Root’s book will contain detailed, large-scale photography and the first scholarly treatment of the tapestry and its history. She hopes a traveling exhibit follows in 2019, 500 years after the conquest. 

Tapestry detail. Courtesy the Tillett family“Reading Root’s work has given me an academic appreciation for the study of fashion as a durable record of human activity,” said Dennis Manos, William & Mary vice provost for research and graduate professional studies, “starting with weaving and tanning as primary tools to satisfy basic human needs; through coloring, decoration and arrangement as artistic expressions of subliminal drives; and most importantly, to seeing customs of dress as powerful mirrors containing nonverbal statements of the political, religious and cultural content of societies.

“But really, I love reading Professor Root’s work for the fun of being surprised by her connections and insights.

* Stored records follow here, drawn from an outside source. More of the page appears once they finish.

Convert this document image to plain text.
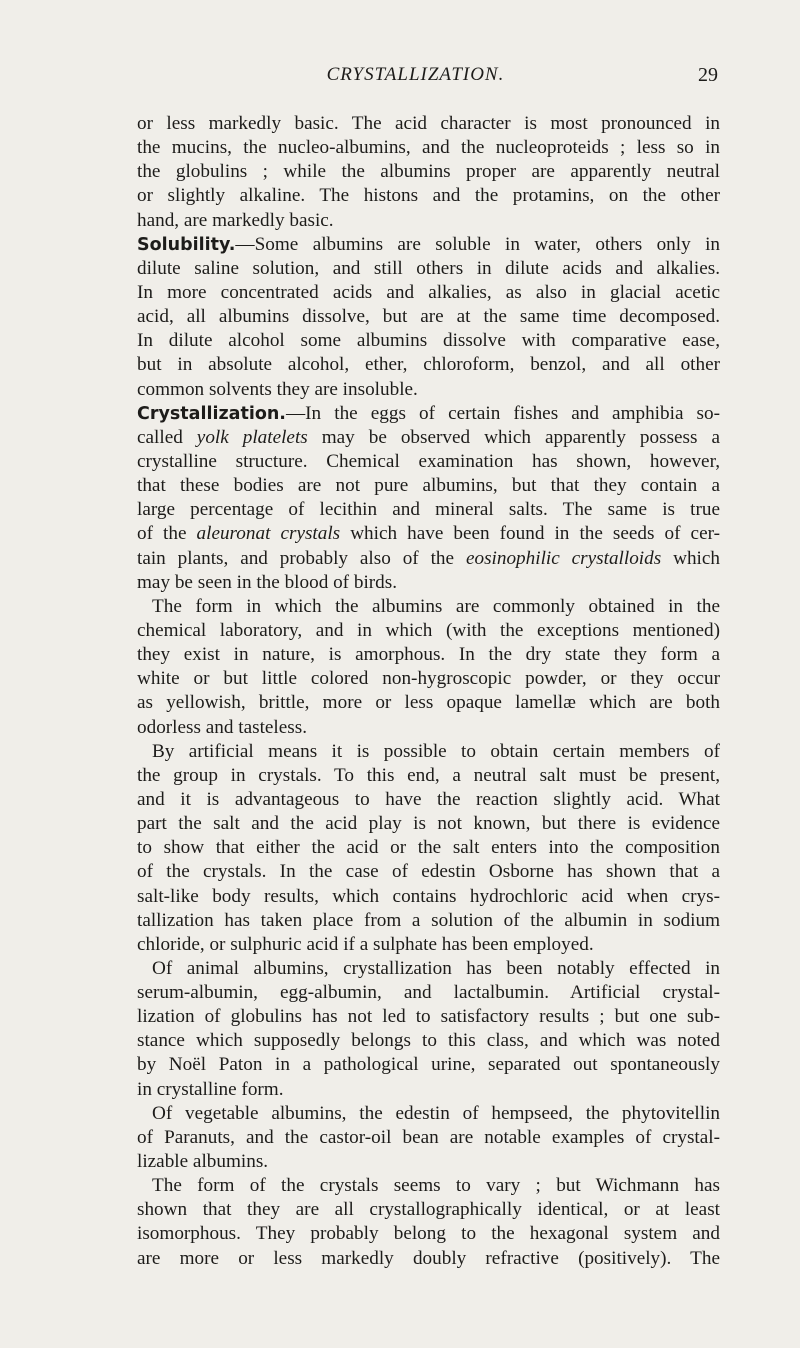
CRYSTALLIZATION.	29
or less markedly basic. The acid character is most pronounced in
the mucins, the nucleo-albumins, and the nucleoproteids ; less so in
the globulins ; while the albumins proper are apparently neutral
or slightly alkaline. The histons and the protamins, on the other
hand, are markedly basic.
Solubility.—Some albumins are soluble in water, others only in
dilute saline solution, and still others in dilute acids and alkalies.
In more concentrated acids and alkalies, as also in glacial acetic
acid, all albumins dissolve, but are at the same time decomposed.
In dilute alcohol some albumins dissolve with comparative ease,
but in absolute alcohol, ether, chloroform, benzol, and all other
common solvents they are insoluble.
Crystallization.—In the eggs of certain fishes and amphibia so-
called yolk platelets may be observed which apparently possess a
crystalline structure. Chemical examination has shown, however,
that these bodies are not pure albumins, but that they contain a
large percentage of lecithin and mineral salts. The same is true
of the aleuronat crystals which have been found in the seeds of cer-
tain plants, and probably also of the eosinophilic crystalloids which
may be seen in the blood of birds.
The form in which the albumins are commonly obtained in the
chemical laboratory, and in which (with the exceptions mentioned)
they exist in nature, is amorphous. In the dry state they form a
white or but little colored non-hygroscopic powder, or they occur
as yellowish, brittle, more or less opaque lamellæ which are both
odorless and tasteless.
By artificial means it is possible to obtain certain members of
the group in crystals. To this end, a neutral salt must be present,
and it is advantageous to have the reaction slightly acid. What
part the salt and the acid play is not known, but there is evidence
to show that either the acid or the salt enters into the composition
of the crystals. In the case of edestin Osborne has shown that a
salt-like body results, which contains hydrochloric acid when crys-
tallization has taken place from a solution of the albumin in sodium
chloride, or sulphuric acid if a sulphate has been employed.
Of animal albumins, crystallization has been notably effected in
serum-albumin, egg-albumin, and lactalbumin. Artificial crystal-
lization of globulins has not led to satisfactory results ; but one sub-
stance which supposedly belongs to this class, and which was noted
by Noël Paton in a pathological urine, separated out spontaneously
in crystalline form.
Of vegetable albumins, the edestin of hempseed, the phytovitellin
of Paranuts, and the castor-oil bean are notable examples of crystal-
lizable albumins.
The form of the crystals seems to vary ; but Wichmann has
shown that they are all crystallographically identical, or at least
isomorphous. They probably belong to the hexagonal system and
are more or less markedly doubly refractive (positively). The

I expect her very deep-dive on the Tillett Tapestry will be the best yet. I can’t wait to see it.”

Root’s project will involve archival research and interviews to explain the tapestry’s significance. The Craft Research Fund Project Grant is helping with the photography and travel to archives, while the NEH grant will allow Root to examine and write about artifacts and materials that help translate its meaning.

“A lot of detective work goes into the projects I choose,” she explained. “Worthwhile scholarship is not instantaneous. Archival research can be tedious, although there are wonderful moments when one exclaims, ‘Eureka!’ Especially when finding an amazing piece of information sure to unlock the next piece of the puzzle.”

She hopes to involve students when she gets a little further along in her research and expects that it will inform some of her classes in the future.

“There will be the opportunity for undergraduate and graduate students to get involved,” she said. “That would be a wonderful thing. I can see using this work of art as a jump-off point to read the texts that influenced post-revolutionary culture quite profoundly.”